ATOMWINTER
„Sakrileg”
Trollzorn
Records 2023
Atomwinter
to nie jest nazwa, która jakoś specjalnie elektryzuje
fanów Śmiertelnego Metalu, może poza relatywnie niewielką grupą najbardziej
oddanych temu gatunkowi maniaków. Mam chrapkę, aby powiedzieć, że tegoroczny,
czwarty pełny album zespołu diametralnie zmieni tę sytuację, jednak realnie
rzecz biorąc, jakoś nie chcę mi się w to wierzyć, choć bardzo chciałbym się
mylić. Kwartet z Dolnej Saxonii bezwzględnie bowiem zapracował sobie wg mnie na
uznanie o wiele większe, niż jest jego udziałem, co zresztą dobitnie potwierdza
ich najnowszy długograj. Na płycie tej, zatytułowanej „Sakrileg” ta machina
wojenna po raz kolejny udowadnia, że trzymając się klasycznej, staroszkolnej
formuły można stworzyć produkt, który dosłownie miażdży, i to pod każdym kurwa
względem. Począwszy od „Ov Blood and Flesh”, a na „BornInto Iron Coffins”
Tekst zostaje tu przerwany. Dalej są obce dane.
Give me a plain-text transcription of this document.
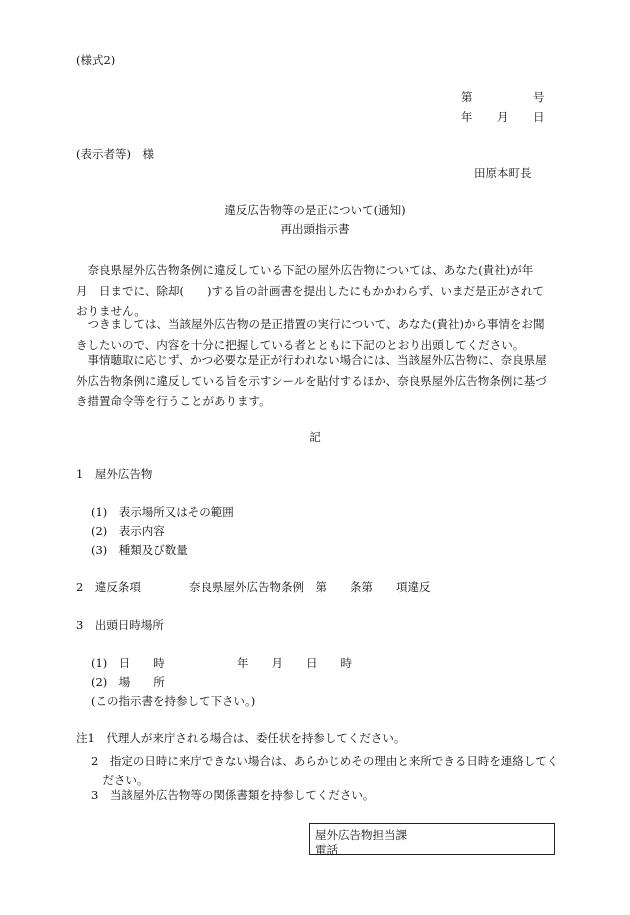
(様式2)
第	号
年 月 日
(表示者等)　様
田原本町長
違反広告物等の是正について(通知)
再出頭指示書
奈良県屋外広告物条例に違反している下記の屋外広告物については、あなた(貴社)が年　月　日までに、除却(　　)する旨の計画書を提出したにもかかわらず、いまだ是正がされておりません。
つきましては、当該屋外広告物の是正措置の実行について、あなた(貴社)から事情をお聞きしたいので、内容を十分に把握している者とともに下記のとおり出頭してください。
事情聴取に応じず、かつ必要な是正が行われない場合には、当該屋外広告物に、奈良県屋外広告物条例に違反している旨を示すシールを貼付するほか、奈良県屋外広告物条例に基づき措置命令等を行うことがあります。
記
1　屋外広告物
(1)　表示場所又はその範囲
(2)　表示内容
(3)　種類及び数量
2　違反条項	奈良県屋外広告物条例　第　　条第　　項違反
3　出頭日時場所
(1)　日　　時	年　　月　　日　　時
(2)　場　　所
(この指示書を持参して下さい。)
注1　代理人が来庁される場合は、委任状を持参してください。
2　指定の日時に来庁できない場合は、あらかじめその理由と来所できる日時を連絡してください。
3　当該屋外広告物等の関係書類を持参してください。
屋外広告物担当課
電話
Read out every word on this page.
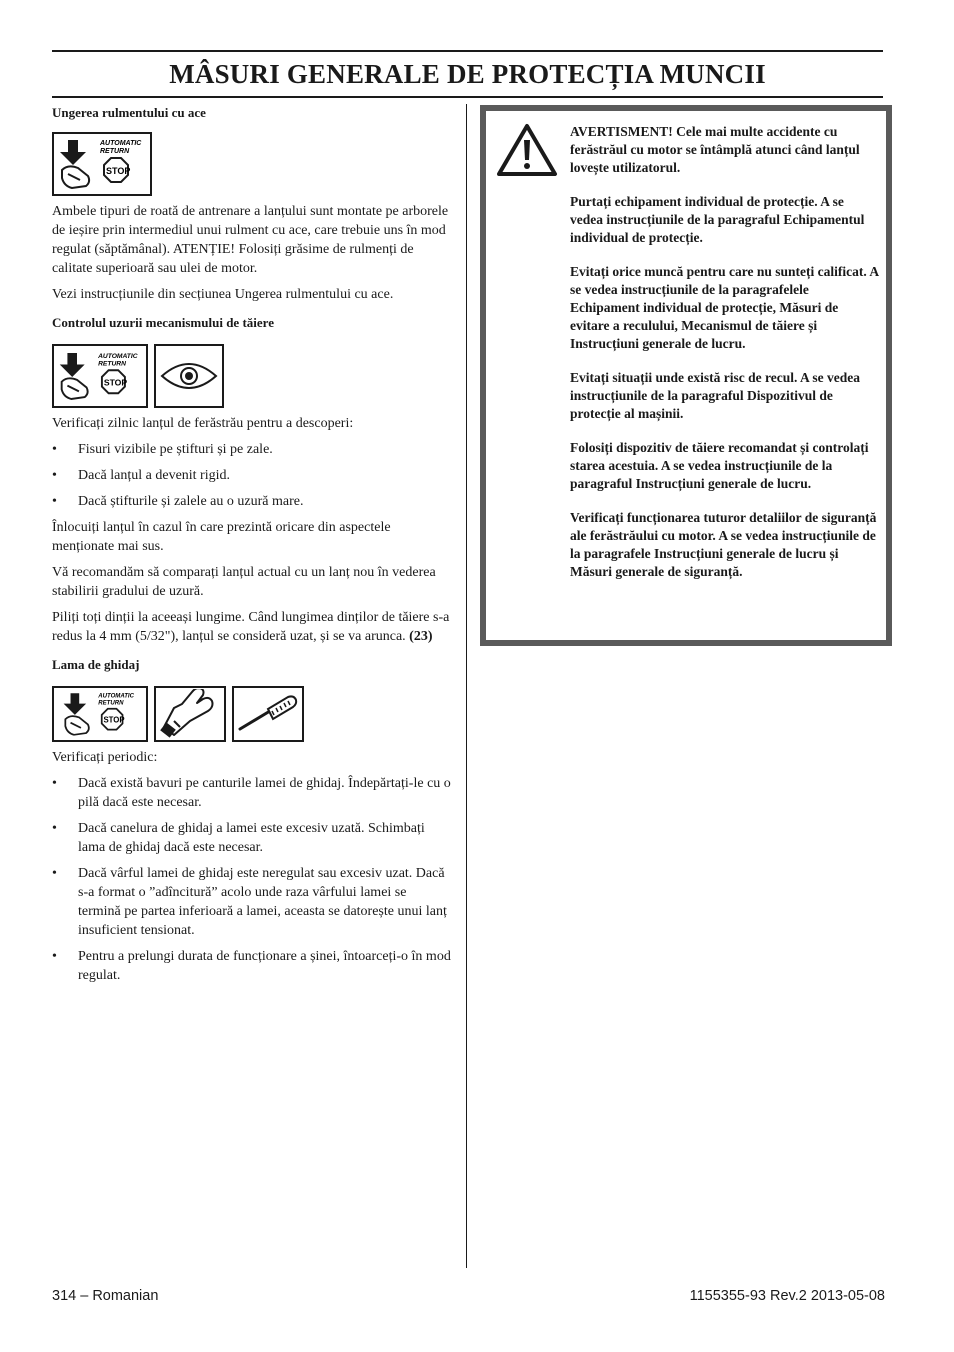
MÂSURI GENERALE DE PROTECȚIA MUNCII
Ungerea rulmentului cu ace
AUTOMATIC
RETURN
STOP

Ambele tipuri de roată de antrenare a lanțului sunt montate pe arborele de ieșire prin intermediul unui rulment cu ace, care trebuie uns în mod regulat (săptămânal). ATENȚIE! Folosiți grăsime de rulmenți de calitate superioară sau ulei de motor.

Vezi instrucțiunile din secțiunea Ungerea rulmentului cu ace.

Controlul uzurii mecanismului de tăiere
AUTOMATIC
RETURN
STOP

Verificați zilnic lanțul de ferăstrău pentru a descoperi:

• Fisuri vizibile pe știfturi și pe zale.
• Dacă lanțul a devenit rigid.
• Dacă știfturile și zalele au o uzură mare.

Înlocuiți lanțul în cazul în care prezintă oricare din aspectele menționate mai sus.

Vă recomandăm să comparați lanțul actual cu un lanț nou în vederea stabilirii gradului de uzură.

Piliți toți dinții la aceeași lungime. Când lungimea dinților de tăiere s-a redus la 4 mm (5/32"), lanțul se consideră uzat, și se va arunca. (23)

Lama de ghidaj
AUTOMATIC
RETURN
STOP

Verificați periodic:

• Dacă există bavuri pe canturile lamei de ghidaj. Îndepărtați-le cu o pilă dacă este necesar.
• Dacă canelura de ghidaj a lamei este excesiv uzată. Schimbați lama de ghidaj dacă este necesar.
• Dacă vârful lamei de ghidaj este neregulat sau excesiv uzat. Dacă s-a format o ”adîncitură” acolo unde raza vârfului lamei se termină pe partea inferioară a lamei, aceasta se datorește unui lanț insuficient tensionat.
• Pentru a prelungi durata de funcționare a șinei, întoarceți-o în mod regulat.

AVERTISMENT! Cele mai multe accidente cu ferăstrăul cu motor se întâmplă atunci când lanțul lovește utilizatorul.

Purtați echipament individual de protecție. A se vedea instrucțiunile de la paragraful Echipamentul individual de protecție.

Evitați orice muncă pentru care nu sunteți calificat. A se vedea instrucțiunile de la paragrafelele Echipament individual de protecție, Măsuri de evitare a reculului, Mecanismul de tăiere și Instrucțiuni generale de lucru.

Evitați situații unde există risc de recul. A se vedea instrucțiunile de la paragraful Dispozitivul de protecție al mașinii.

Folosiți dispozitiv de tăiere recomandat și controlați starea acestuia. A se vedea instrucțiunile de la paragraful Instrucțiuni generale de lucru.

Verificați funcționarea tuturor detaliilor de siguranță ale ferăstrăului cu motor. A se vedea instrucțiunile de la paragrafele Instrucțiuni generale de lucru și Măsuri generale de siguranță.

314 – Romanian	1155355-93 Rev.2 2013-05-08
skończywszy, chłopaki nie liżą się po fiutach, tylko napierdalają wściekle, ile
pary w tłokach. A tej pary tu od chuja i jeszcze trochę, więc i napierdol jest
przecudnej urody. Materiał ten napędza potwornie ciężki kręgosłup rytmiczny
oparty na gniotących okrutnie, potężnych bębnach i rozrywającym w pizdu,
grubym, mięsistym basie. Na owej tłustej bazie osadzone są brutalne,
chropowate, zagęszczone thrash’ową zasmażką, wyśmienicie napisane riffy o
OldSchool’owych krawędziach i głębokie, grobowe growle, za które odpowiada nowy
nabytek zespołu, Florian Bauer. Zespól zawsze zresztą posiadał w swoich
szeregach wybornych wokalistów. Gardła zarówno Floriana, jak i jego poprzednika
Olivera Holzschneidera produkowały niezmiennie takie ilości ropnej flegmy i cuchnącej
zgnilizną żółci, że klękajcie narody. Wszystko to składa się na płytkę naprawdę
wyborną, a cmentarny, zalatujący rozkładem klimat, jaki ją wypełnia jest wręcz
porażający. Mimo że „Sakrileg” to bardzo spójna, zwarta produkcja, która raczej
trzyma się klasyki gatunku, to i na niej znajdziemy kilka smaczków, które robią
wrażenie, jak choćby wyśmienita solóweczka w „Until the LossovGod”, czy też
gitara prowadząca imitująca syrenę alarmu przeciwlotniczego (gdzie można ją
usłyszeć nie powiem, żeby nie było zbyt łatwo). Ciekawe jest także to, że na
tym krążku każdy kolejny wałek wynika jakby z poprzedniego, a przy tym
przejścia te są płynne, naturalne i nie wymagają stosowania pomiędzy żadnych
więcej łączników. Ci kolesie wiedzą w pizdę palec, jak grać jebany, niszczący
Old School Death Metal. Wyśmienite jest jak dla mnie także brzmienie tego
krążka. Dźwięk jest tu gęsty, intensywny i zalatujący trupem, ale zarazem
cudownie organiczny, zaskakująco rześki i świeży (oczywiście na swój charakterystyczny,
śmiertelny sposób).Nie ma co gadać, zajebista płyta. Nie wyobrażam sobie, aby
ktoś, kto mieni się fanem Asphyx, Grave, Dismember, czy choćby Bolt Thrower nie
posiadał tej, jak i zresztą poprzednich płyt Atomwinter w swojej kolekcji.
Zatem marsz na zakupy, kto jeszcze tego nie uczynił.